«Desde el primer momento de mi estancia entre vosotros os enseñé que mi único fin era revelar a mi Padre de los cielos a sus hijos en la Tierra. He vivido esta encarnación para que podáis acceder al conocimiento de ese Gran Dios. Os he revelado que Dios es vuestro Padre y vosotros sus hijos...»

domingo, 25 de diciembre de 2011

El primer sermón en la sinagoga.

Al cumplir los quince años, Jesús ya podía ocupar oficialmente el púlpito de la sinagoga los sábados. Muchas veces antes, cuando faltaban oradores, le habían pedido a Jesús que leyese las escrituras, pero ahora había llegado el día en que, según la ley, podía oficiar el servicio. Por consiguiente, el primer sábado después de su decimoquinto cumpleaños el chazán dispuso que Jesús dirigiera los oficios matutinos en la sinagoga. Cuando todos los fieles en Nazaret se hubieron congregado, el joven, haciendo su selección de las escrituras, se levantó y comenzó a leer:
      
«El espíritu del Señor Dios está sobre mí, porque me ungió el Señor; me ha enviado a predicar buenas nuevas a los abatidos, a vendar a los quebrantados de corazón, a publicar la libertad a los cautivos, y a los presos espirituales apertura de la cárcel, a proclamar el año de la buena voluntad de Dios y el día de venganza del Dios nuestro; a consolar a todos los enlutados, a darles belleza en lugar de ceniza, óleo de gozo en lugar de luto, canto de alabanza en vez de espíritu angustiado; y serán llamados árboles de justicia, plantío del Señor, para gloria suya. 

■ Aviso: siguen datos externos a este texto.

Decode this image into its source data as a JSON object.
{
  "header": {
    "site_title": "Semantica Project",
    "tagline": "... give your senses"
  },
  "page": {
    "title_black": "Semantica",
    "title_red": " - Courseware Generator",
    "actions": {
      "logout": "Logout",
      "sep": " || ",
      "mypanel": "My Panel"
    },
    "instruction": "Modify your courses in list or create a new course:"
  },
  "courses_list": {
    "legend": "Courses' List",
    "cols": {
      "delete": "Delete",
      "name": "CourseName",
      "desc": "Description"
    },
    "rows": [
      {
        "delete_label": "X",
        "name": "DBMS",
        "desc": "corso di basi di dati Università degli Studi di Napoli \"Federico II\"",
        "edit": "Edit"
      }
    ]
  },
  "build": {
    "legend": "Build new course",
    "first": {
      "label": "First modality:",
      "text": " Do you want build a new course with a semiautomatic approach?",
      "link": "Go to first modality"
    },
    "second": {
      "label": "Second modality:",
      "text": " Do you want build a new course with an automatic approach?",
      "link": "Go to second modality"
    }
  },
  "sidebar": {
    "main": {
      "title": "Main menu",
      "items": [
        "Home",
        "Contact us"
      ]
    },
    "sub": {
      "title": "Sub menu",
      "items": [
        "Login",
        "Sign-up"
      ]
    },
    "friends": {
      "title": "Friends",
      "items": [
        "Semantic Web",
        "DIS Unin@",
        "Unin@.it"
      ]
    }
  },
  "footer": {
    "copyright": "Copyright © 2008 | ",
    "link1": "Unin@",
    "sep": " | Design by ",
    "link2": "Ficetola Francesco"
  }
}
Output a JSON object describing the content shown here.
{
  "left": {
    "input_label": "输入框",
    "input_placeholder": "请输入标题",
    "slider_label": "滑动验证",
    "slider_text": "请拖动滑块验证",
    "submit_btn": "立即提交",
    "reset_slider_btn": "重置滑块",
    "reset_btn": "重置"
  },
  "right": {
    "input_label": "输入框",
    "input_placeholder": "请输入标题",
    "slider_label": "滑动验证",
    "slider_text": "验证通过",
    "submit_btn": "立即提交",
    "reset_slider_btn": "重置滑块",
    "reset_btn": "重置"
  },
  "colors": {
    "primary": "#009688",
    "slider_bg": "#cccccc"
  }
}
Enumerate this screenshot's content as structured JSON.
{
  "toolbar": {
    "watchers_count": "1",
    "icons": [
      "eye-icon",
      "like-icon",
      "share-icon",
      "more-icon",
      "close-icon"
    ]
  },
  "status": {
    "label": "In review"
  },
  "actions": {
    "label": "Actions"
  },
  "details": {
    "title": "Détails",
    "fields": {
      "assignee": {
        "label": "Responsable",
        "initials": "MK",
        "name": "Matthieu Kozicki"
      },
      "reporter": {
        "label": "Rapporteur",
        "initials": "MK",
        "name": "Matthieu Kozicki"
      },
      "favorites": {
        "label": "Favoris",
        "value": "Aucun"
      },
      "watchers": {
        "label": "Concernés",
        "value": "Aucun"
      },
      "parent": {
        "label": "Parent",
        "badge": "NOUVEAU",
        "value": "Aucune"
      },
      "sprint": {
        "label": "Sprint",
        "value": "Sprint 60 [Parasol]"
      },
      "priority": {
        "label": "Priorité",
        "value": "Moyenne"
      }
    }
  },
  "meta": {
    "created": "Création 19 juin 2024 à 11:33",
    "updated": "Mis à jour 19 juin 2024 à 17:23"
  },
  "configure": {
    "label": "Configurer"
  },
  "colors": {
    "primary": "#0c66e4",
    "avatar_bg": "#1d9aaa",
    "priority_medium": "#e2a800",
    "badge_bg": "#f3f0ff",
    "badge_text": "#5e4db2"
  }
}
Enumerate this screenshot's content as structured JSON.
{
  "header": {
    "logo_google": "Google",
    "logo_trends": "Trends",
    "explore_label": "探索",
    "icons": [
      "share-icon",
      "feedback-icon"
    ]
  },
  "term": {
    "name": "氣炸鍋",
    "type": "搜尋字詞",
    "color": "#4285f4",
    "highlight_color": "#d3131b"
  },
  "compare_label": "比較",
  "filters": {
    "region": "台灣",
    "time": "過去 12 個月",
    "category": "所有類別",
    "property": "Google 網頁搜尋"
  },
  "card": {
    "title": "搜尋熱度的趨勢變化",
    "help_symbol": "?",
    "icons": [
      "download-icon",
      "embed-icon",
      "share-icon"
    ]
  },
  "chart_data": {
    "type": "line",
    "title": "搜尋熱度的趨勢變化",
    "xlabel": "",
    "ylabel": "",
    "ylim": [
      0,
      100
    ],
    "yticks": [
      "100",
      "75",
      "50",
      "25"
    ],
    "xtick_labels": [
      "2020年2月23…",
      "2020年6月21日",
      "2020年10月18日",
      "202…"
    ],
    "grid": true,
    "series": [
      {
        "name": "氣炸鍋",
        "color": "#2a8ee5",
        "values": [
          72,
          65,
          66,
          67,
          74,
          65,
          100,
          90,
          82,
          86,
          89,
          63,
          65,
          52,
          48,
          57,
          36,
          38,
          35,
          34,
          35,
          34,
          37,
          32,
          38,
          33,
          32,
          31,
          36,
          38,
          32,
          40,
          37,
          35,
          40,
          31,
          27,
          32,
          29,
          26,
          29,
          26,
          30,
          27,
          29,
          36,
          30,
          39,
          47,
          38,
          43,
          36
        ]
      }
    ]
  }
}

«Buscad lo bueno, y no lo malo, para que viváis, porque así el Señor, el Dios de los ejércitos, estará con vosotros. Aborreced el mal y amad el bien; estableced el juicio en la puerta. Quizá el Señor Dios tendrá piedad del remanente de José.
      
«Lavaos y limpiaos; quitad la iniquidad de vuestras obras de delante de mis ojos; dejad de hacer lo malo y aprended a hacer el bien; buscad el juicio, restituid al agraviado. Haced justicia al huérfano, amparad a la viuda.
     
«¿Con qué me presentaré el Señor, a inclinarme ante el Señor de toda la tierra? ¿Me presentaré ante él con holocaustos, con becerros de un año? ¿Se agradará el Señor de millares de carneros, decenas de millares de ovejas, o con ríos de aceite? ¿Daré mi primogénito por mi rebelión, el fruto de mis entrañas por el pecado de mi alma? ¡No!, porque el Señor nos ha mostrado, oh hombres, lo que es bueno. Y qué pide el Señor de ti: solamente hacer justicia, amar misericordia, y caminar humildemente con tu Dios».
     
«¿A quién, pues, haréis semejante a Dios que está sentado sobre el círculo de la tierra? Levantad en alto vuestros ojos y mirad quien creó todos estos mundos, quien saca y cuenta su ejército, a todos llama por sus nombres. Él hace todas estas cosas por la grandeza de su poder, y porque es poderoso ninguna faltará. Él da esfuerzo al cansado, y multiplica las fuerzas al que no tiene ningunas. No temas, porque yo estoy contigo; no desmayes, porque yo soy tu Dios. Te esfuerzo y te ayudaré; sí, te sustentaré con la diestra de mi justicia, porque yo soy el Señor tu Dios. Y te sostiene de tu mano derecha, y te dice: no temas, yo te ayudo.
      
«Y vosotros sois mis testigos, dice el Señor, y mi siervo que yo escogí, para que me conozcáis y creáis en mí, y entendáis que yo soy el Eterno. Yo, sólo yo, soy el Señor, y fuera de mí no hay quien salve».
      
Después de leer así se sentó, y la gente se fue a sus casas discurriendo las palabras que con tanto donaire les había leído. Nunca le habían visto los de su pueblo tan magníficamente solemne; nunca le habían oído leer con una voz tan apremiante y tan sincera; nunca lo habían observado tan decidido y maduro, con tanta autoridad.
      
Ese mismo sábado por la tarde escaló Jesús la colina de Nazaret en compañía de Santiago. Al regresar al hogar Jesús escribió con un carbón sobre dos tablillas los Diez Mandamientos en griego. Luego Marta coloreó y adornó estas tablillas y durante mucho tiempo estuvieron colgadas en la pared sobre el pequeño banco de trabajo de Santiago.